I briefly caught up with family and friends in Belgium via Skype then ran out the door to the Botannical Gardens here in Dunedin.  I was meeting with Nikki's exceptionally lovely family for a quick photography session.  She's a much-loved friend of my sister's and so I knew it was going to be a pleasure to take some photographs, just for fun.

But this morning I realised that for all the lightness and joy in my posts about coming home there is the growing awareness that it's almost time to leave this country I love. Driving familiar city streets this morning left me wondering what it is that I want from my life ... maybe the weight of the nightmare was still there in my mind because it seemed like a heavy thought on such a beautiful morning.

You see I have devoured the air as we have wandered the South Island, overjoyed to be smelling the yellow lupin and the cabbage tree flowers, sniffing out and identifying the wet stone-scent of Fiordland, the intense forest-bouquet on the West Coast.

I have loved the food, I have loved the people, I am loving summer in this place that I know so exceptionally well.  And is that the lure ... the seduction? The familiarity, after 10 years away from all that is known to me.

Driving the city streets today, I was wondering if Icould return to New Zealand ... the little island-continent out here in the middle of the Pacific Ocean at the bottom of the world? 

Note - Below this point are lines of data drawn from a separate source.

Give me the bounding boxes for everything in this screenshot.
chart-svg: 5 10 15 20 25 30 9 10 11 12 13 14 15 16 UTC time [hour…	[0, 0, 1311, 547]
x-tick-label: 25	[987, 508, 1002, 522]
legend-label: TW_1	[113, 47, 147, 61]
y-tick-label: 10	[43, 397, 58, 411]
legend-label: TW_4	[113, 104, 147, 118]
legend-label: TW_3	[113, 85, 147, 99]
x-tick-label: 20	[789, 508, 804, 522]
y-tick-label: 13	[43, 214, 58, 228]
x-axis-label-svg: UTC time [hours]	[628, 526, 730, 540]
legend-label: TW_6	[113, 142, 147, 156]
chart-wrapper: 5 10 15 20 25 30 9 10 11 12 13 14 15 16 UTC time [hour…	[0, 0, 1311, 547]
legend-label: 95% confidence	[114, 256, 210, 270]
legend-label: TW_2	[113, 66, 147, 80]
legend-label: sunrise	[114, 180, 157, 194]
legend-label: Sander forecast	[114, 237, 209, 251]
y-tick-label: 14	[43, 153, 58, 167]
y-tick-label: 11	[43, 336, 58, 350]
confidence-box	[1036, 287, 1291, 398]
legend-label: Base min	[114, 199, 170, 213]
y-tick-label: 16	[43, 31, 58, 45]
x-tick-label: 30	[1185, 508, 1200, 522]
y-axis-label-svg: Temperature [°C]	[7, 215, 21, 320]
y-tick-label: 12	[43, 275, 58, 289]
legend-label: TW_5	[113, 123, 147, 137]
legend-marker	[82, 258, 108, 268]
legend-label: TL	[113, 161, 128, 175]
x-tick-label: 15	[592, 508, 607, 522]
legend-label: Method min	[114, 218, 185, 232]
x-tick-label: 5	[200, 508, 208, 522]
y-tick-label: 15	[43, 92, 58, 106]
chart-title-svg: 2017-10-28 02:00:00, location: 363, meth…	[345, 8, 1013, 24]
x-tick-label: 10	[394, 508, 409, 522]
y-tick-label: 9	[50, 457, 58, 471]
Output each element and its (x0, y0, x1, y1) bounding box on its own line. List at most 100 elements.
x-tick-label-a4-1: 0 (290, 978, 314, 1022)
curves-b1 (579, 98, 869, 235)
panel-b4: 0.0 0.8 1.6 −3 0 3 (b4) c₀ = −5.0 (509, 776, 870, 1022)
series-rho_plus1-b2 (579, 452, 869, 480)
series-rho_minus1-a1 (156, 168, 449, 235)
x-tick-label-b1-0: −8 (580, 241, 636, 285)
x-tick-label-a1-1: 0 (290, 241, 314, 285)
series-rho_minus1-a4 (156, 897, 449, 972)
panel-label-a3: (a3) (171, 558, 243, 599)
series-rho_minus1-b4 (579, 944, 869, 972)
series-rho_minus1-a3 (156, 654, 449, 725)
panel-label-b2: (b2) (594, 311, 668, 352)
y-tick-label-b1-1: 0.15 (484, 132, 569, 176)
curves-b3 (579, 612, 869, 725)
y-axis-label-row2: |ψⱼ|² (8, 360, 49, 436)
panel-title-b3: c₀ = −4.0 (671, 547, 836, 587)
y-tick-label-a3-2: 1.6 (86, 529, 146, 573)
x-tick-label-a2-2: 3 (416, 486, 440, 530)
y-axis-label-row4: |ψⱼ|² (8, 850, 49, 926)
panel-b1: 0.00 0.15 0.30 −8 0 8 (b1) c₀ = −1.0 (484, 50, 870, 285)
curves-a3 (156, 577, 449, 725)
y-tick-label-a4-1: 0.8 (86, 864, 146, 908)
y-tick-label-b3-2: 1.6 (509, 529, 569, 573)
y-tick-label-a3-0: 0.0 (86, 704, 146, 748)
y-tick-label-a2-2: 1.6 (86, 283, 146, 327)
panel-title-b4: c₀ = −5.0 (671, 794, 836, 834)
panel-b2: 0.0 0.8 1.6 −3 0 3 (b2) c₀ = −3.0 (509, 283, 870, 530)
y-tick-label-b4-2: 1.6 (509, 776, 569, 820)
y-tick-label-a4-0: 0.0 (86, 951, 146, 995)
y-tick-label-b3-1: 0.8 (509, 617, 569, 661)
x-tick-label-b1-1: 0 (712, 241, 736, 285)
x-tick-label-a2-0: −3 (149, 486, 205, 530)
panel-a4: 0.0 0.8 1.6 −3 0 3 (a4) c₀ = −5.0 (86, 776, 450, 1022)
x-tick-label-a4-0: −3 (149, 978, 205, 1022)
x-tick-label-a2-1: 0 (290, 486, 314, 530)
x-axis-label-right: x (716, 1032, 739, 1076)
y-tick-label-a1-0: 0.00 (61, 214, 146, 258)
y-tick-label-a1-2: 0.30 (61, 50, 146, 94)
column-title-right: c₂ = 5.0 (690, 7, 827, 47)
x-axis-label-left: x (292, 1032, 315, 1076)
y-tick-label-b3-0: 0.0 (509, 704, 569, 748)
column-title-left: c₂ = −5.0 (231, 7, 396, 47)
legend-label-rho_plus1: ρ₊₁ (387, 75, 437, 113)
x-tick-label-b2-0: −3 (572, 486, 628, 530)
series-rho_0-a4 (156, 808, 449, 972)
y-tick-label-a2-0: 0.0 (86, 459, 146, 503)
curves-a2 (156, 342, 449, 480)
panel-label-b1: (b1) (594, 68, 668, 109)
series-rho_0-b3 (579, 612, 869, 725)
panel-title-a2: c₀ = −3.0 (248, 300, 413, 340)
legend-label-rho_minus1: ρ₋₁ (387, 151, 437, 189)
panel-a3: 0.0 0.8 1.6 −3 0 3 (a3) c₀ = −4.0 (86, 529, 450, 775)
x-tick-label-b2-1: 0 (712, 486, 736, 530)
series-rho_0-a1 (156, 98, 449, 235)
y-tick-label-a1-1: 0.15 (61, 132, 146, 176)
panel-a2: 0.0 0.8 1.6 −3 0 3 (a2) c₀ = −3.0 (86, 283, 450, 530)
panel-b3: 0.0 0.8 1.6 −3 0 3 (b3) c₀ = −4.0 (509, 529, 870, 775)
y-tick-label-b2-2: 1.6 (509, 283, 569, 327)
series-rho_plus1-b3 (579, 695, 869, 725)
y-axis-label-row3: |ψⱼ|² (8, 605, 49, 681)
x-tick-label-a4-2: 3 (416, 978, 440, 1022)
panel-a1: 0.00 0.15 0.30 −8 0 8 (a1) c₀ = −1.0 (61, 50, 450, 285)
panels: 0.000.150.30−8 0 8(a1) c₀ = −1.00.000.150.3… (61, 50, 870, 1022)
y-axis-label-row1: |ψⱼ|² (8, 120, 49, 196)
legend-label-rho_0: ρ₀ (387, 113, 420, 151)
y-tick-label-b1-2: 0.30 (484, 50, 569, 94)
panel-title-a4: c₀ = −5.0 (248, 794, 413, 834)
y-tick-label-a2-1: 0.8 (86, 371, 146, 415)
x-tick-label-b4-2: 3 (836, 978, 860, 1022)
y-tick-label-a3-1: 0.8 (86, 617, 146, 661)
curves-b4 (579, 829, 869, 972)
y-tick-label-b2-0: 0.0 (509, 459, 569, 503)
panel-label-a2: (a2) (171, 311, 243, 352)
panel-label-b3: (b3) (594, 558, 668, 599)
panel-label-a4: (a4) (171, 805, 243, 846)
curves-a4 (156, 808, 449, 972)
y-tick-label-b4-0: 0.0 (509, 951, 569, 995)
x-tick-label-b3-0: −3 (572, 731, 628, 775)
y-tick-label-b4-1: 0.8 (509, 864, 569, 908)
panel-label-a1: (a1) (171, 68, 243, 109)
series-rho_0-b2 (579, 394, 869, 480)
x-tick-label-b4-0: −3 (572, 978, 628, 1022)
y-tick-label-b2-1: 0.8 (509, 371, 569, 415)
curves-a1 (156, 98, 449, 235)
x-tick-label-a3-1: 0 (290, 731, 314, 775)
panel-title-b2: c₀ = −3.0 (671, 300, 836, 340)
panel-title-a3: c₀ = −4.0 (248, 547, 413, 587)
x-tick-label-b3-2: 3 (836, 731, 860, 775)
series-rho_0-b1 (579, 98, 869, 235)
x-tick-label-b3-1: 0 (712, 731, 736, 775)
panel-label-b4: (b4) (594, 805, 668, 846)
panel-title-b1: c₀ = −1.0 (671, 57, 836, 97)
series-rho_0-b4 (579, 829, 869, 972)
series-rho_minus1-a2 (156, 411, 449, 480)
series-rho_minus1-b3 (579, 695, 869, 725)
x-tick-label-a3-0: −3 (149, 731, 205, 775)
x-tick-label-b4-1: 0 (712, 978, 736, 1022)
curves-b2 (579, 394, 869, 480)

I think I need to go back to Europe now, revisit Genova because it gives me so much of what I require, check out Antwerp because I have this Belgian bloke who loves that city, maybe visit Paris on a day-trip once we recover financially ... just to explore what I need.  And to try to understand what I would do if there were choices ... you know?

Meanwhile, my beautiful Katie-niece sat next to me as I sat here writing and downloading today's photoshoot.  She photographed me at work ...  so there you have it, a real-time photograph of the Di Creature.

news ...

I'm in Genova soon, then off to New Zealand.  It's all starting to feel real. 

It's a long weekend here in Belgium.  It's All Saints Day today(an official public holiday), then tomorrow is All Souls Day (an unofficial holiday but some people, like Gert, have a bridging day)

The bridging day phenomena is explained most precisely on wiki: 'when a lone holiday occurs on a Tuesday or a Thursday, the gap between that day and the weekend may also be designated as a holiday, or set to be a movable or floating holiday, or indeed work/school may be avoided by consensus unofficially. This is typically referred to by a phrase involving "bridge" in most languages.'

It's November 1 and it's overcast and raining.  Just 9 celsius and well ... it feels like autumn.

Anyway, a beautiful memory from a long-ago home in New Zealand, with my much-loved ancient dog walking towards me on the veranda.

That Desire for Home ...

The desire to go home is a desire to be whole, to know where you are, to be the point of intersection of all the lines drawn through all the stars, to be the constellation-maker and the center of the world, that center called love. To awaken from sleep, to rest from awakening, to tame the animal, to let the soul go wild, to shelter in darkness and blaze with light, to cease to speak and be perfectly understood.

Rebecca Solnit.

I used to sit there, near the top of the hill, at the edge.  Located on the east coast of the South Island of New Zealand, it was a great place to sit and dream about the world ... 6,000kms away from my east coast they told me.

I'm beginning to believe that I'm finally going home ... after 8 years away.  I never imagined, not even for a second, that I would ever spend longer than a year away from this landscape that owns my soul.

But I've looked around while I've been gone ... fallen for Genova, loved Istanbul, live in Flanders, wandered in Cairo and Paris and Amsterdam, Barcelona and Salamanca, Madrid too.  Adored and was awed by Rome, smiled in Naples, survived Berlin.  Enjoyed Ireland and England, France.

But going home ... it's as the quote says, I suspect.